The first things I planted that very first night were some ornamental sweet potatoes my grandmother gave me, which I positioned along the fences in the back yard.  Second, I think, were some orange and yellow bulbines, brought from the garden I'd cultivated at the little duplex in central Austin, where I lived for five years. 

The next week, as I waited for a service call, I started my planting in the fenced-in garden.  The peanuts were planted first in mid-June, and by July 4th, we'd added pumpkins, watermelon, gourds, and beans.  July 15th, we added corn, and I planted some heirloom tomatoes in a seeding tray (seen here).

To be fair, neither of us has much practical vegetable gardening experience.  Aside from some knowledge of how to pull baby carrots, the only things I have any experience growing are tomatoes.  Scott's family actually does a fair bit of gardening, but that's all well above the 49th Parallel, so most of what he knows doesn't apply here in central Texas.  So this is our learning year, and while we won't pretend that we weren't disappointed when our watermelon plants vanished entirely after a promising start, or that our pumpkin vines never bore fruit despite growing ten feet long and blooming all over the place, we're willing to chalk up our failures in the vegetable garden as a learning experience and move on from there.  In our defense, we didn't get to start planting until well into the summer, and this year was rather bizarre from a weather standpoint, with enormous amounts of rainfall for the first few months we were here.  Ultimately, the weeds were growing faster than we could pull them, and we fell behind a bit in our cultivation.

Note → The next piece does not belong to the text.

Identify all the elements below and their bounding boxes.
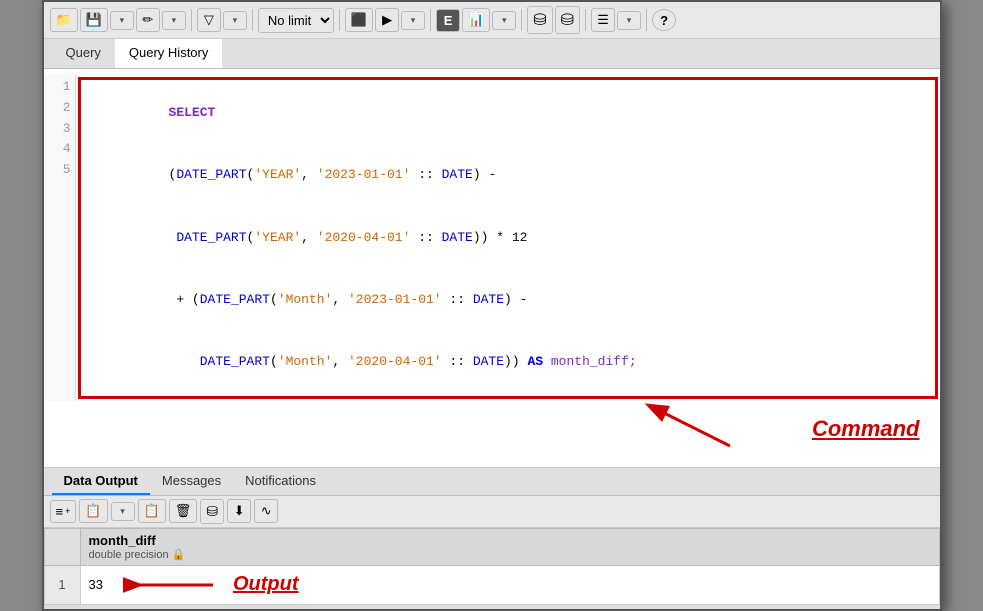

I have harvested a couple dozen green beans, and a few older pods for seeds for next spring.  We have one heirloom tomato plant on target to (hopefully) produce some fruit for us this fall, and our cucumber vine has sprouted a few small, funny-shaped spiky cucumbers.  And now we've cleaned out part of our garden to attempt some cooler-weather plants like broccoli, onions, and lettuce, which I planted yesterday.  For this new planting, I demarcated four square feet of space, staking and marking it off to try my hand at some square-foot gardening.  I should be able to weed four square feet of garden, and it will be easier to cover that amount when the weather gets colder.  I'll add on when we're ready to plant carrot seeds and whatever else we plan to put there.

Gardening is much like life, isn't it?  We can act strategically to improve our gardens' fortune with careful tending and attentiveness, but we have to accept with grace the factors which we cannot control.  Fortune still has much to say about the future of my fall garden, but I'm fortunate in that I can begin the cycle again from scratch in a few months.